City of Richmond v. J. A. Croson Company

PETITIONER: City of Richmond
RESPONDENT: J. A. Croson Company
LOCATION: City Council of Richmond

DOCKET NO.: 87-998
DECIDED BY: Rehnquist Court (1988-1990)
LOWER COURT: United States Court of Appeals for the Fourth Circuit

CITATION: 488 US 469 (1989)
ARGUED: Oct 05, 1988
DECIDED: Jan 23, 1989

John A. Payton - Argued the cause for the appellant
Walter H. Ryland - Argued the cause for the appellee

Facts of the case

In 1983, the City Council of Richmond, Virginia adopted regulations that required companies awarded city construction contracts to subcontract 30 percent of their business to minority business enterprises. The J.A. Croson Company, which lost its contract because of the 30 percent set-aside, brought suit against the city.


Did the Richmond law violate the Equal Protection Clause of the Fourteenth Amendment?

Media for City of Richmond v. J. A. Croson Company

Audio Transcription for Oral Argument - October 05, 1988 in City of Richmond v. J. A. Croson Company

William H. Rehnquist:

We'll hear argument next in number 87-998, the city of Richmond v. the J. A. Croson Company.

Mr. Payton, you may proceed whenever you're ready.

John A. Payton:

Mr. Chief Justice, and may it please the Court, the sole issue in this case is the constitutionality of the ordinance enacted by the Appellant, the city of Richmond, to remedy the effects of racial discrimination in its construction industry.

That ordinance, the Minority Business Utilization Plan, provided that with respect to construction contracts with the city, at least 30 percent of the dollar amount of the contract must go to minority business enterprises.

The ordinance was designed to last five years, and contained an appropriate waiver provision.

By enacting this ordinance, Richmond was attempting to address one of the most difficult problems confronting our nation and its cities and States.

Identified racial discrimination is a scourge of our society.

Richmond focused on discrimination in the construction industry, and proceeded to try to remedy that discrimination.

Aware of findings of the Congress regarding discrimination nationwide in the construction industry, and of this Court's decision in Fullilove, upholding Federal legislation remedying that discrimination, Richmond examined its own construction industry.

It learned that from 1978 to 1983, two-thirds of one percent of its construction dollars went to minority businesses... this in a city that was 50 percent Black.

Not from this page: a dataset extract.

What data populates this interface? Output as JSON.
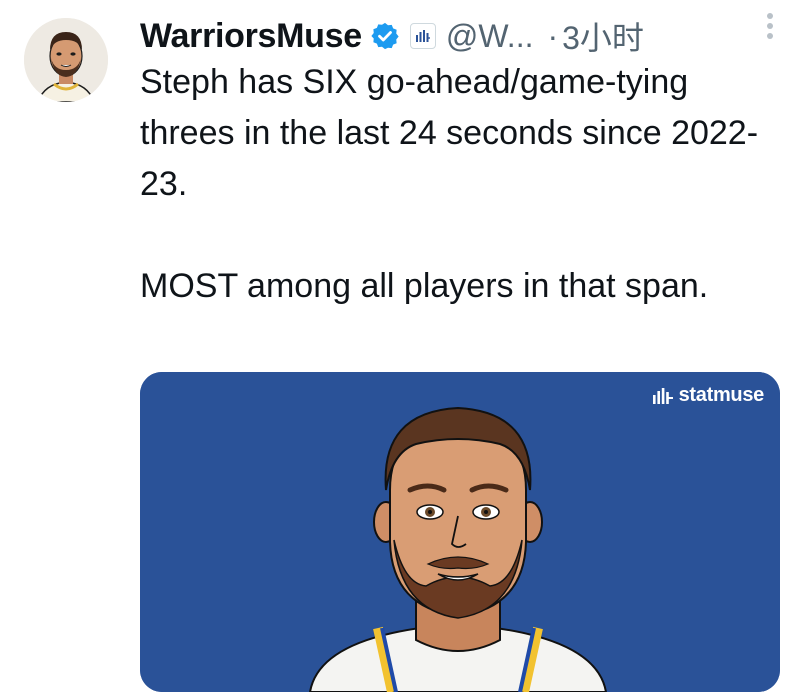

That was not all that Richmond knew--

John Paul Stevens:

Mr. Payton, can I interrupt you there?

Is that a correct statement that only two-thirds of one percent went to minority business enterprises?

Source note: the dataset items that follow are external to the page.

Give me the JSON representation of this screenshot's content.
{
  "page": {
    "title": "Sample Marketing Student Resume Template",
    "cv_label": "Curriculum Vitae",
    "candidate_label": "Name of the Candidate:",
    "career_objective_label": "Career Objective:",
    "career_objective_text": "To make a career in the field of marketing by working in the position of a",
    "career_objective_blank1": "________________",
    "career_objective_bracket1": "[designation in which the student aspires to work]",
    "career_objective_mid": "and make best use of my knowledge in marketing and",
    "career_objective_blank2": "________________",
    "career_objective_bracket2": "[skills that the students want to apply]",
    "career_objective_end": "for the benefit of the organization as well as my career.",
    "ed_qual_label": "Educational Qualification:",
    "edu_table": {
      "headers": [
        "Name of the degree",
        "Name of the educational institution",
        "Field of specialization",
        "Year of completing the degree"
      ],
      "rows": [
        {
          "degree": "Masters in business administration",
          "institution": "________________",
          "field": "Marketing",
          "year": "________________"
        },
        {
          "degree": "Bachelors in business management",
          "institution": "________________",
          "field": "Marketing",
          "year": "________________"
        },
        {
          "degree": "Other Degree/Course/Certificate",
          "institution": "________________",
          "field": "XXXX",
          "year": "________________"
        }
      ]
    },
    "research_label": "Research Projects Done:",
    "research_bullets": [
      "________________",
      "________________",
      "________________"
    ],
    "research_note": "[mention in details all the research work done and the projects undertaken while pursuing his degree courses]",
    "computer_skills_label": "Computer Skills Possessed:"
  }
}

What about the subcontractors?

John A. Payton:

--There is no evidence in the record with regard to how subcontracting was divided up, but as the District Court found, there is no reason at all to expect that the subcontracting would have gone another way.

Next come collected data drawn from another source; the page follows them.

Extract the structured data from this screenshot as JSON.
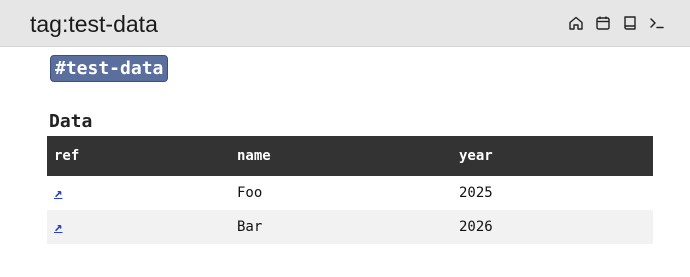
{
  "header": {
    "title": "tag:test-data",
    "actions": [
      {
        "icon": "home-icon"
      },
      {
        "icon": "calendar-icon"
      },
      {
        "icon": "book-icon"
      },
      {
        "icon": "terminal-icon"
      }
    ]
  },
  "tag": {
    "label": "#test-data",
    "color": "#5b6f9e"
  },
  "section": {
    "heading": "Data"
  },
  "table": {
    "columns": [
      "ref",
      "name",
      "year"
    ],
    "rows": [
      {
        "ref": "↗",
        "name": "Foo",
        "year": "2025"
      },
      {
        "ref": "↗",
        "name": "Bar",
        "year": "2026"
      }
    ],
    "header_color": "#333333",
    "link_color": "#2a3ccf"
  }
}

In fact, when Congress made its findings with respect to the construction industry, it found that the construction industry is an industry which is a business system which has precluded measurable minority participation.

And the way that occurred, as the Congress identified it, was by first of all having formidable racial barriers to racial entry and advancement.

The barrier to entry has to do with how you get to be a contractor.

The barrier to advancement has to do with what the Congress found, and what this Court also noted in Fullilove, is the problem of racial discrimination in the relationship between prime construction contractors and their subcontractors.

And they found that this business system operates in the following way: that a prime contractor often does business over and over again with the same group of subcontractors.

And in one of the items that we cite in our brief, Glover, minority business... minority enterprise in construction, that is a study which noted that often in that relationship, prime construction contractors and their subcontractors, often it's impossible to break in by minority contractors, even when they have the low bid.

That's one of the problems that arises.

So, there is nothing in the record that says exactly what the racial breakup of subcontracting is, but the evidence with regard to prime contracting is stark and dramatic, and there is no reason, as the trial court found, to expect it to be any different.

Byron R. White:

But the ordinance purport to remedy that disparity, did it?

John A. Payton:

The ordinance purported to remedy the fact that there were very few minority contractors in the construction industry.

Byron R. White:

It just required subs to get to a--

John A. Payton:


The means that Richmond chose to try to remedy the discrimination that it identified was to focus on a remedy that was both modest and narrow.

And The narrow focus of the remedy was to look at subcontracting.

And the reason for that, is that I think that everyone would agree, that it is easier to break into the business as a subcontractor, and break into this, what I would call a closed business system, by doing work with prime contractors.